Na última década do século os monarquistas lutavam pela restauração e a cidade foi alvo de violentos combates entre este grupo e os republicanos. Eduardo Prado era um dos mais combativos monarquistas e seu jornal "O Diário de São Paulo" o veículo de mídia do grupo. Até mesmo Veridiana assumiu o comando do jornal por algum tempo enquanto o filho fugia da repressão do Marechal Floriano. Foi um período sombrio na família Prado.


No grupo dos Souza Queiróz despontavam nomes como Washington Luiz (genro do Barão de Piracicaba II), Albuquerque Lins (genro do barão de Souza Queiróz), Francisco Antonio de Souza Queiróz Junior, entre outros.
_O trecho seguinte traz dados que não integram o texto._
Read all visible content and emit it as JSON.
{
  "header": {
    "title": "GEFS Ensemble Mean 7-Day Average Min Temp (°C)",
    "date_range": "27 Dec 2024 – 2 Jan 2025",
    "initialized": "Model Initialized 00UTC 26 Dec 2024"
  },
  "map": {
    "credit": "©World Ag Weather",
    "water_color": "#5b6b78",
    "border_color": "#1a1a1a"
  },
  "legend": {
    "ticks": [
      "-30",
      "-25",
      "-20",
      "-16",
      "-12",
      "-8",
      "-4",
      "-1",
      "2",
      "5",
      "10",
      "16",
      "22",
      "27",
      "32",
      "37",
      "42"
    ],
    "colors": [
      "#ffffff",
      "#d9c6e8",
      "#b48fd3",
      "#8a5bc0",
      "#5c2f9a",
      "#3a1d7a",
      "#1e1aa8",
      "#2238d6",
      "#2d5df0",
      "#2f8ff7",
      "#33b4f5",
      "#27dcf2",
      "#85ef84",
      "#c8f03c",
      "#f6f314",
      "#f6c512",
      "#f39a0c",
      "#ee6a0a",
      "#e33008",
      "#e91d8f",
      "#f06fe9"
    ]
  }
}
Um episódio interessante na vida da cidade teve como protagonista os Barões de Tatuy. Para a construção do viaduto do Chá era necessário demolir o velho sobrado onde moravam os barões, que ficava na esquina da rua Direita com a Libero Badaró, muito antes de existir a praça do Patriarca. O que não passava de uma disputa judicial e de foro municipal acabou por tomar ares de briga entre monarquistas reacionários e republicanos progressistas (veja mais em


O século XIX terminava e com ele uma geração saía de cena, em sua maior parte de titulares do Império, fazendeiros, políticos. Seus descendentes, dali por diante, é que tomariam as rédeas e assumiriam os papéis que lhes cabiam no cenário da aristocracia do café. O século XX se anunciava prometendo novidades e mudanças, como uma nova era de ouro na história da humanidade. Novos tempos.

* * *


Como parte inicial do projeto deste blog, este artigo finaliza o estudo macroambiental das famílias de destaque na história paulista.


Os próximos artigos irão tratar de casos específicos, ligações familiares mais detalhadas e que em grande parte terão como protagonistas personagens ligados ao grupos descritos anteriormente.